Create a pipeline with a source config, store, and destination:

use etl::{
    config::{
        BatchConfig, InvalidatedSlotBehavior, MemoryBackpressureConfig, PgConnectionConfig,
        PipelineConfig, TableSyncCopyConfig, TcpKeepaliveConfig, TlsConfig,
    },
    destination::{Destination, DropTableForCopyResult, WriteEventsResult, WriteTableRowsResult},
    error::EtlResult,
    pipeline::Pipeline,
    store::MemoryStore,
    types::{Event, ReplicatedTableSchema, TableRow},
};

#[derive(Clone)]
struct NoopDestination;

impl Destination for NoopDestination {
    fn name() -> &'static str {
        "noop"
    }

    async fn drop_table_for_copy(
        &self,
        _replicated_table_schema: &ReplicatedTableSchema,
        async_result: DropTableForCopyResult<()>,
    ) -> EtlResult<()> {
        async_result.send(Ok(()));
        Ok(())
    }

    async fn write_table_rows(
        &self,
        _replicated_table_schema: &ReplicatedTableSchema,
        _table_rows: Vec<TableRow>,
        async_result: WriteTableRowsResult<()>,
    ) -> EtlResult<()> {
        async_result.send(Ok(()));
        Ok(())
    }

    async fn write_events(
        &self,
        _events: Vec<Event>,
        async_result: WriteEventsResult<()>,
    ) -> EtlResult<()> {
        async_result.send(Ok(()));
        Ok(())
    }
}

#[tokio::main]
async fn main() -> Result<(), Box<dyn std::error::Error>> {
    let pg_config = PgConnectionConfig {
        host: "localhost".to_string(),
        hostaddr: None,
        port: 5432,
        name: "mydb".to_string(),
        username: "postgres".to_string(),
        password: Some("password".to_string().into()),
        tls: TlsConfig { enabled: false, trusted_root_certs: String::new() },
        keepalive: TcpKeepaliveConfig::default(),
    };

    let config = PipelineConfig {
        id: 1,
        publication_name: "my_publication".to_string(),
        pg_connection: pg_config,
        store_pg_connection: None,
        batch: BatchConfig {
            max_fill_ms: 5000,
            memory_budget_ratio: 0.2,
            max_bytes: 8 * 1024 * 1024,
        },
        table_error_retry_delay_ms: 10_000,
        table_error_retry_max_attempts: 5,
        max_table_sync_workers: 4,
        max_copy_connections_per_table: PipelineConfig::DEFAULT_MAX_COPY_CONNECTIONS_PER_TABLE,
        memory_refresh_interval_ms: 100,
        memory_backpressure: Some(MemoryBackpressureConfig::default()),
        table_sync_copy: TableSyncCopyConfig::default(),
        invalidated_slot_behavior: InvalidatedSlotBehavior::default(),
    };

    let store = MemoryStore::new();
    let destination = NoopDestination;

    let mut pipeline = Pipeline::new(config, store, destination);
    pipeline.start().await?;
    pipeline.wait().await?;

    Ok(())
}

This snippet intentionally shows ETL used as a library with your own Destination implementation.
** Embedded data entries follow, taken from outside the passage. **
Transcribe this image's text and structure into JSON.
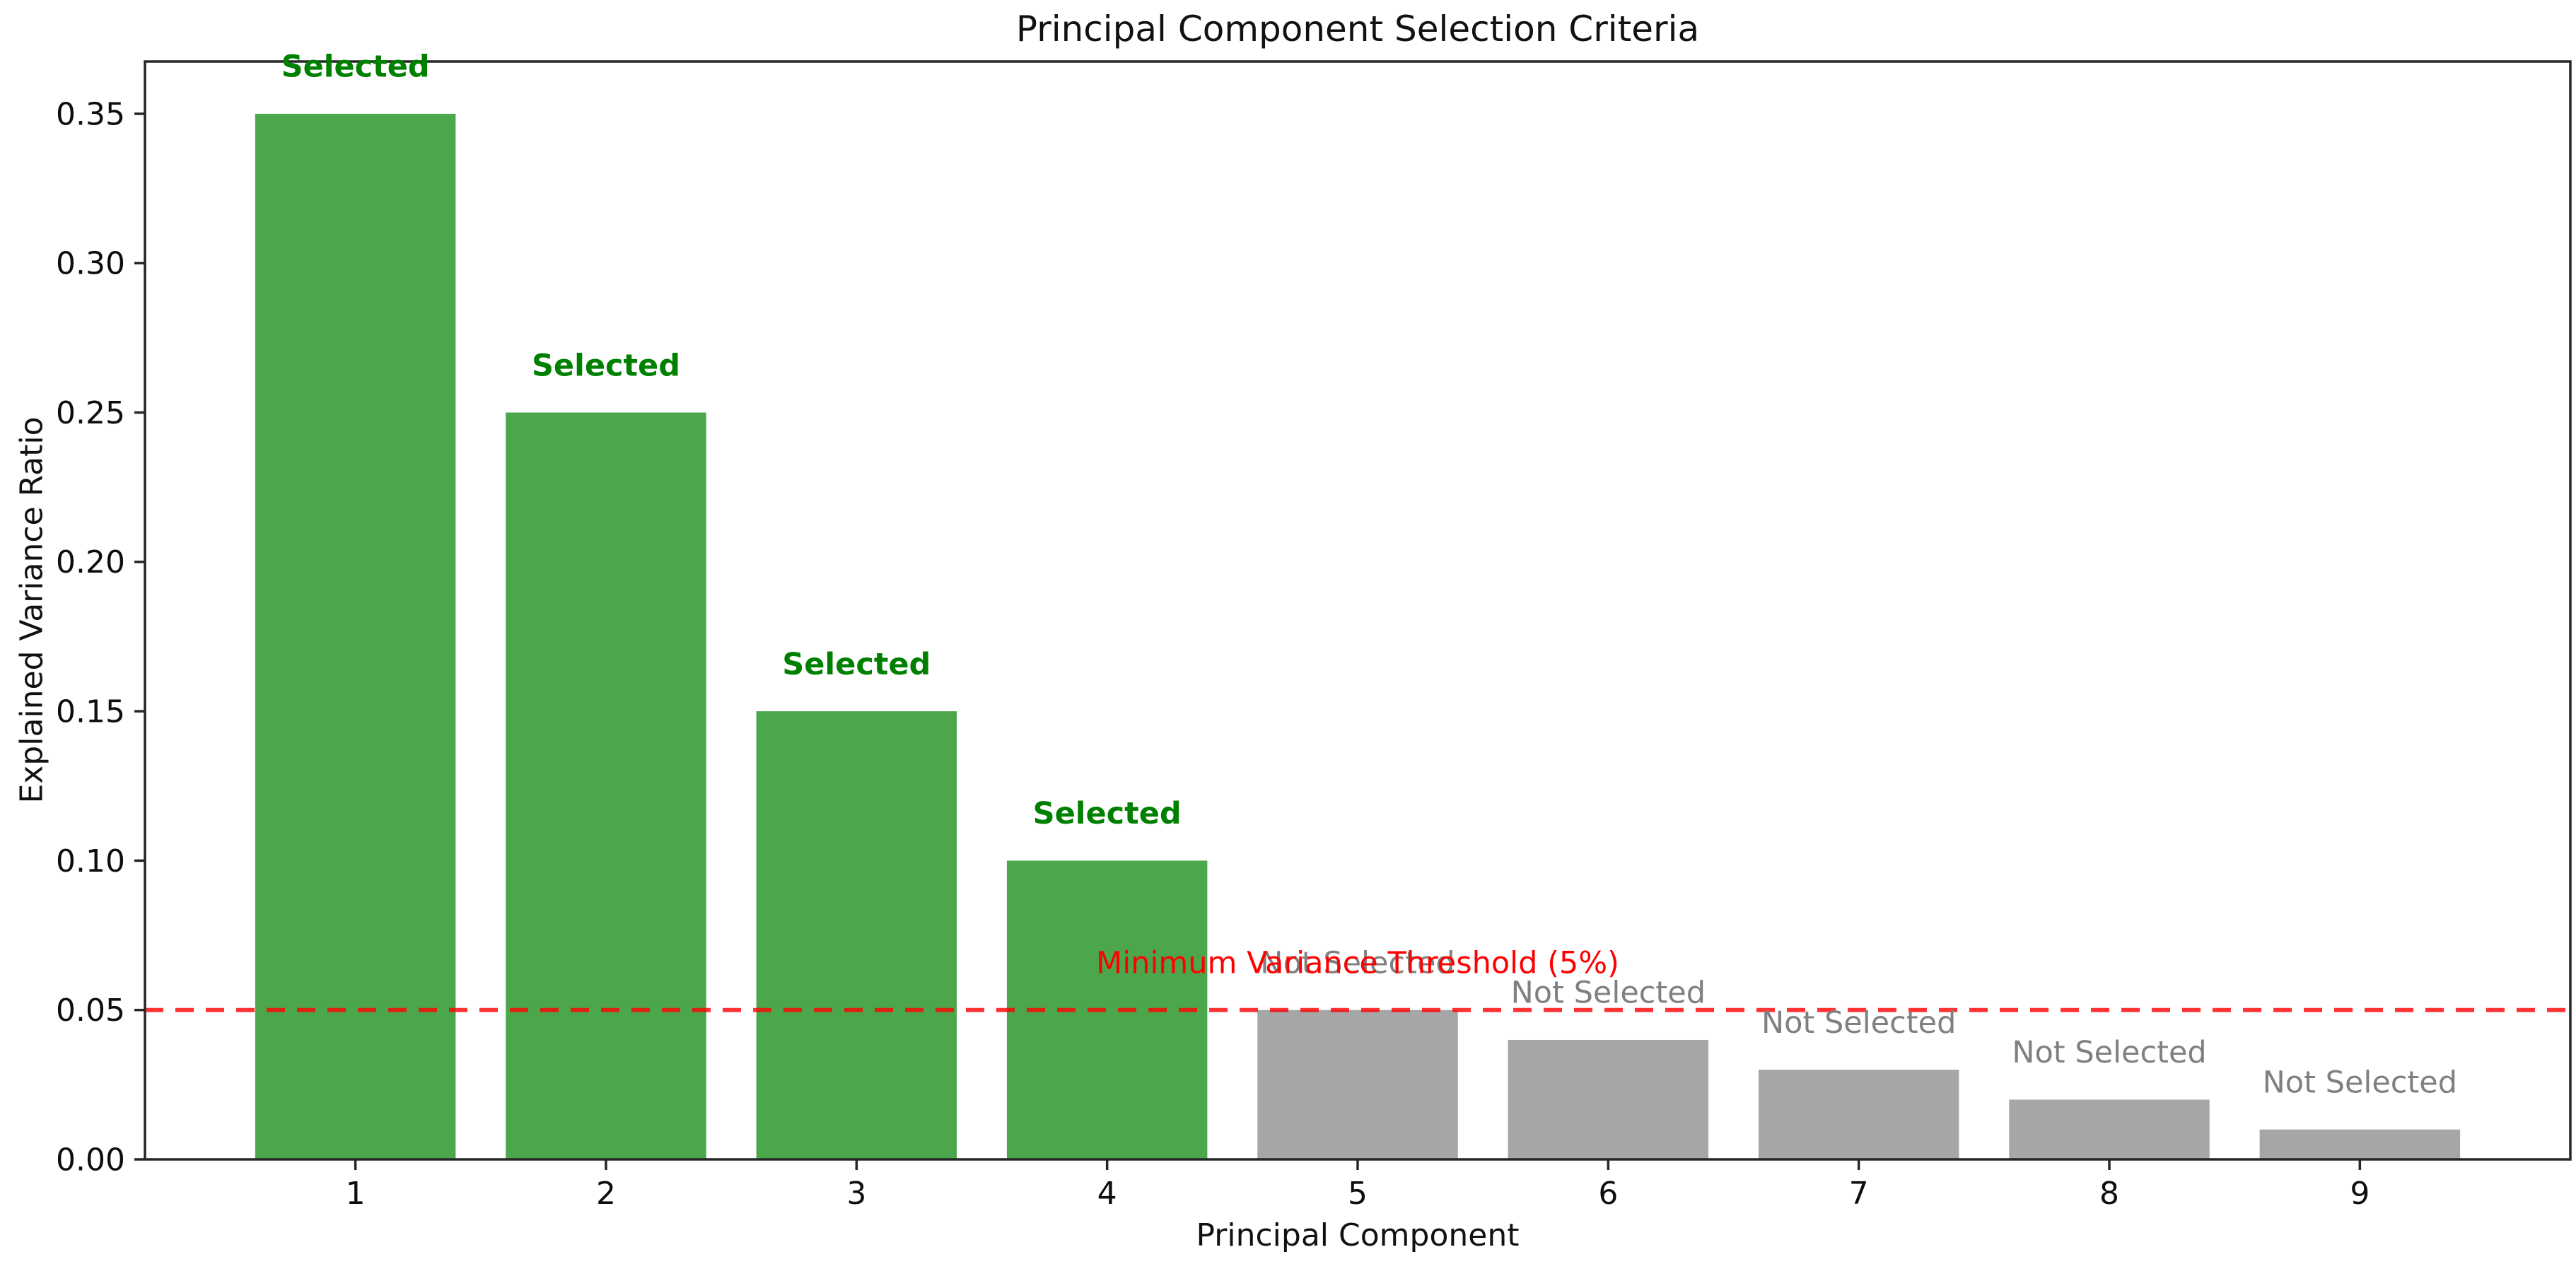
{
  "figure": {
    "background": "#ffffff"
  },
  "chart_data": {
    "type": "bar",
    "title": "Principal Component Selection Criteria",
    "xlabel": "Principal Component",
    "ylabel": "Explained Variance Ratio",
    "categories": [
      "1",
      "2",
      "3",
      "4",
      "5",
      "6",
      "7",
      "8",
      "9"
    ],
    "values": [
      0.35,
      0.25,
      0.15,
      0.1,
      0.05,
      0.04,
      0.03,
      0.02,
      0.01
    ],
    "selected": [
      true,
      true,
      true,
      true,
      false,
      false,
      false,
      false,
      false
    ],
    "bar_labels": [
      "Selected",
      "Selected",
      "Selected",
      "Selected",
      "Not Selected",
      "Not Selected",
      "Not Selected",
      "Not Selected",
      "Not Selected"
    ],
    "bar_label_offset": 0.01,
    "bar_width": 0.8,
    "ytick_values": [
      0.0,
      0.05,
      0.1,
      0.15,
      0.2,
      0.25,
      0.3,
      0.35
    ],
    "ytick_labels": [
      "0.00",
      "0.05",
      "0.10",
      "0.15",
      "0.20",
      "0.25",
      "0.30",
      "0.35"
    ],
    "xlim": [
      0.16,
      9.84
    ],
    "ylim": [
      0,
      0.3675
    ],
    "grid": false,
    "legend": null,
    "threshold": {
      "value": 0.05,
      "label": "Minimum Variance Threshold (5%)",
      "label_y": 0.06
    },
    "colors": {
      "selected_bar": "#4ca64c",
      "not_selected_bar": "#a6a6a6",
      "selected_label": "#008000",
      "not_selected_label": "#808080",
      "threshold_line": "#ff0000",
      "threshold_label": "#ff0000",
      "axis": "#262626",
      "text": "#0d0d0d"
    }
  }
}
Feature-gated destination modules live in etl-destinations: BigQuery, DuckLake, ClickHouse, Snowflake, and the deprecated Iceberg module. The shared pipeline, config, store, and event types should come from etl.

Pipeline::start() installs ETL's source-side schema helpers before replication begins. If you use PostgresStore as the runtime store, PostgresStore::new() separately prepares the Postgres-backed state tables.

Documentation

Section	What you'll find
Your First Pipeline	Step-by-step instructions to get things done
Postgres Replication Concepts	Deep dives into concepts and architecture
Examples	Runnable `bigquery` and `ducklake` example binaries

Contributing

Pull requests and issues welcome on GitHub.

New destinations: Open an issue first to gauge interest. Each built-in destination carries long-term maintenance cost, so we only accept those with significant community demand.